Back in my days on LiveJournal, the little group I was connected to would occasionally play a game where one member would throw out a list of five or more words and the rest of us would write a poem containing the words on the list. It was a game we didn't play often, but I enjoyed when we did.
I've mentioned British speculative fiction author Jeff Noon's Twitter game #speedlit before:
RULES
20 words or less
no punctuation
lower case
one line break
As a larger meme, it hasn't caught on, and even Mr. Noon doesn't play anymore. Mostly it's just me and the brilliant poet and artist ReVerse Butcher.
Words are my LEGO blocks, my lumber and nails. Programming is such a joy because it's a place where I literally build things out of words and phrases.
So despite playing it in solitaire mode, Mr. Noon's game is one I come back to at regular intervals.
Due to the limits, the initial work is quick and simple, not requiring dedicated time or energy, and lends itself to the way I get tiny flashes of story scenes or strange phrases stuck in my head throughout the day. The mental bits get jotted into a window on my screen where they sit with too many words and commas, and not enough edge or story, as I poke, poke, poke for the next several hours until I'm either satisfied or exasperated.
The rules themselves make no such requirement, but from Noon's early examples and my own internalization, I try to avoid treating the projects as poetry. It would be easy to argue the constraints and most of the forms produced are absolutely a kind of poesy, similar to a haiku, and I have no counter. My own goal, though, is to construct a tight prose narrative, a single degree of story arc containing hints of what came before and where they're going after while containing a sharp stabby sense of what's happening right now.
My own enjoyment comes from processing the original ideas through the mental still set up by dark, boozy pirates the in the Broca's area of my brain, condensing the mash originally put onto the screen into something which meets the constraints, but still contains enough flavor to be valuable. Reducing phrases to their skeletal frames, finding words with a higher degree of specificity or generality or impact, changing order to increase clarity or reduce word count, making myself do without extraneous adjectives and adverbs.
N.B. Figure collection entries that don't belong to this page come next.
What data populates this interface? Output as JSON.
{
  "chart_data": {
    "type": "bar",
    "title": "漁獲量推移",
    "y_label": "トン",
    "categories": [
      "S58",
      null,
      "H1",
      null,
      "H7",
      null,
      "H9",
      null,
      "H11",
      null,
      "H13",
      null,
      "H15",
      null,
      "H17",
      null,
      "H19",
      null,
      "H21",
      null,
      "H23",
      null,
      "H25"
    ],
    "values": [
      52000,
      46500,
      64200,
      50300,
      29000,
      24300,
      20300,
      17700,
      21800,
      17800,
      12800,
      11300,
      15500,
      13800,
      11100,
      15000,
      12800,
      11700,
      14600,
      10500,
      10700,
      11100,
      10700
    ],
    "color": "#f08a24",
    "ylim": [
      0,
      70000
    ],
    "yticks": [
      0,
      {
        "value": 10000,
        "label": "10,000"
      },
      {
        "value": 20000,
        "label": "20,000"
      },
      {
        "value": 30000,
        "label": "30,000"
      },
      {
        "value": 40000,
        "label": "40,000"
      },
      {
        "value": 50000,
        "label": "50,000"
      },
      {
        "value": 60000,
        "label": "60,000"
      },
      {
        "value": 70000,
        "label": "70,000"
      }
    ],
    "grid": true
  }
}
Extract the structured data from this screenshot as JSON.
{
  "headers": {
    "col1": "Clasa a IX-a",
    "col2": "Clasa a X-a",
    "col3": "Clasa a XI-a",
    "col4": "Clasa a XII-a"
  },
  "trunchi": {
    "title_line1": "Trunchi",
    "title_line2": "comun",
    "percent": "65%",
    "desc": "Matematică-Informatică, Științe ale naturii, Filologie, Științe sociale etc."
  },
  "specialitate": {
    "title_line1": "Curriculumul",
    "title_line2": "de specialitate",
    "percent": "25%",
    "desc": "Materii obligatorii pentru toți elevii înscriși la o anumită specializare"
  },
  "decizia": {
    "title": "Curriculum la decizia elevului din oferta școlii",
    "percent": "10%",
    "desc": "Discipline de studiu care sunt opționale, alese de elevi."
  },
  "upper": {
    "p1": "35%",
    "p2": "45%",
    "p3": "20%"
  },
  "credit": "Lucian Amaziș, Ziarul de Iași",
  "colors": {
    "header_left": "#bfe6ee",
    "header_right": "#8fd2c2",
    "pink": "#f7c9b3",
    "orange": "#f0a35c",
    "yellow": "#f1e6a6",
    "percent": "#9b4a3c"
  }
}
A perfect bit will create a specific image or feeling in the reader and make them intensely curious to know the whole of the story. Maybe:
dream flensing knife
only three seraph pelts
the blind ifrit calls from a back stall
time to go hunting
Or:
he never spoke
of the spider hearts
beating
keeping the watch hands sweeping
or the cost of every midnight chime
An imperfect, but good bit, does function like a haiku: capturing the image or feeling of a moment, but existing mostly outside a larger specific narrative, and making the reader content with what they have, rather than curious about what they don't.
Say:
shapes of morning
cut roughly from the sheet of night
collaged carefully together
a map
etched from real to dream
A failing piece will simply be boring as either poem or narrative, and will be dull and fuzzy rather than sharp and clear. I actually do like this:
already haunted
by future ghosts
she spat at lachesis
keep up or cut me loose
but even I don't remember what it's about or get a clear image of what's happening in its moment.